L’artiste a défini les frontières de son œuvre, du territoire de son travail, cependant cette limite est remise en cause par la présence du spectateur qui amène son propre territoire. Le territoire du spectateur n’existe presque qu’à travers l’œuvre à laquelle il prend part. Les deux territoires n’en forment plus qu’un seul et unique.
La vie et le travail de Christian Boltanski a été marqué par l’extermination des juifs par les nazis. Grâce à son œuvre, mais aussi à son spectateur, il nous ouvre les portes sur un territoire insoupçonné : le territoire de la mémoire. Aussi, il nous présente un territoire où se confronte la présence et l’absence.

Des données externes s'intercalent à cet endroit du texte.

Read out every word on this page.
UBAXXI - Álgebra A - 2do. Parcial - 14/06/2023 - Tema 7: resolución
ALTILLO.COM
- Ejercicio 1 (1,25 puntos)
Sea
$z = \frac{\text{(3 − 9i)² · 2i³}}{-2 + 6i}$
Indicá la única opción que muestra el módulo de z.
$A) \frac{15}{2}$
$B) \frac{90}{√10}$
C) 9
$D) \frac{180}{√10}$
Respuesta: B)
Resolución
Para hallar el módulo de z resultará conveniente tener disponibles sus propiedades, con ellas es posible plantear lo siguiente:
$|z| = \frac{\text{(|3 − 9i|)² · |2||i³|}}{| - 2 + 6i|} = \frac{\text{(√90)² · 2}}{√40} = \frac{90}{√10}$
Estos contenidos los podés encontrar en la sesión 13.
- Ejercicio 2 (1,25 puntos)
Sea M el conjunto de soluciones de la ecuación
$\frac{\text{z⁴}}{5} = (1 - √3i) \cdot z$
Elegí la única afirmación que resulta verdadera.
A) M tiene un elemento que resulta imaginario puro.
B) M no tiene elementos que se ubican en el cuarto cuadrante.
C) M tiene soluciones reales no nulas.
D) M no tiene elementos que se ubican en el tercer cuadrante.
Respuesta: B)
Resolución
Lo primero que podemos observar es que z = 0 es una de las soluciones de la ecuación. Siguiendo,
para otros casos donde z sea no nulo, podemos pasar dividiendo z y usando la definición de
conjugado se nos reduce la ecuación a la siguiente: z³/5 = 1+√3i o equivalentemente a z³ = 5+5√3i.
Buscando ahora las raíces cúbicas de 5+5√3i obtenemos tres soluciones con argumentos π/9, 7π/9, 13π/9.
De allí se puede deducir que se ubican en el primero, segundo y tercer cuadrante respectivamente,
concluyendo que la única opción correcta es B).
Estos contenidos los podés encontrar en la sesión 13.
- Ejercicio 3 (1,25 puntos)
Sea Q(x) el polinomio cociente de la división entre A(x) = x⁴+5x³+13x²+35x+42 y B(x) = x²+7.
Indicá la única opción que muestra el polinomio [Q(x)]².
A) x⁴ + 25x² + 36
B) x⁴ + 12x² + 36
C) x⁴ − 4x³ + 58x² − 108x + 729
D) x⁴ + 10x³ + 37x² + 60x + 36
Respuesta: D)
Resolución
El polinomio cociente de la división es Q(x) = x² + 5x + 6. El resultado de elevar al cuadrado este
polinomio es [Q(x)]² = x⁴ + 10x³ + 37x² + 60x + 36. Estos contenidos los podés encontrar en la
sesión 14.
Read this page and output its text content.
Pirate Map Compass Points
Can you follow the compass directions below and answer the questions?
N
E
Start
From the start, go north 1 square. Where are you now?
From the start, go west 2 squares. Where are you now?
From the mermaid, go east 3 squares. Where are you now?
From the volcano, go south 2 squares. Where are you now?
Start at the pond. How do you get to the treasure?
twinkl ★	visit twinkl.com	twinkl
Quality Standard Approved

Lorsqu’on entre dans cette pièce, que nous voyons étalé par terre ces vêtements dans cet espace clos, une image nous frappe. On croirait voir de vrais corps, de vrais cadavres étendus inertes. Une foule de cadavres. Puis on se rend compte de la tonne de vêtement qu’il y a. On ne peut que penser à cette extermination qui a eu lieu durant la seconde guerre mondiale. Ainsi la mémoire collective est suscitée. C’est un territoire à la portée de tous puisqu’il réside en nous. Un territoire qui nous est familier, et que nous connaissons car la mémoire reste. L’imagination du spectateur est sollicitée. Christian Boltanski nous invite à explorer ce territoire de la mémoire, de nous souvenir et de lutter contre l’oubli. D’ailleurs, nous envisageons assez clairement la scène où les allemands nazis déshabillaient et entreposaient les vêtements de toutes leurs victimes. Non seulement cette image s’impose à nous, mais aussi l’expérience olfactive vient nous le rappeler. Un territoire de la mémoire qui réside dans chacun des spectateurs, ce qui renforce sa place capitale et son action dans l’œuvre de Christian Boltanski. Réserve : Lac des morts est un territoire où se confrontent l’absence et la présence. La présence matérielle des corps représentée par leurs vêtements, ces objets qui par delà la mort gardent une part de leurs maîtres. Mais en même temps, ces mêmes vêtements sont porteurs d’absence. Ils insistent sur l’absence de ces nombreux corps. C’est de part leur présence que nous remarquons leur absence, et vice-versa. Le spectateur s’imagine facilement les milliers de corps emmitouflés dans leurs vêtements qui flottent dans ce lac tels des fantômes. Mais aussi, il ressent cette absence par l’absence de bruit et l’expérience olfactive qui rappelle une odeur de grenier et de poussière. L’odeur de vêtements oubliés, passés.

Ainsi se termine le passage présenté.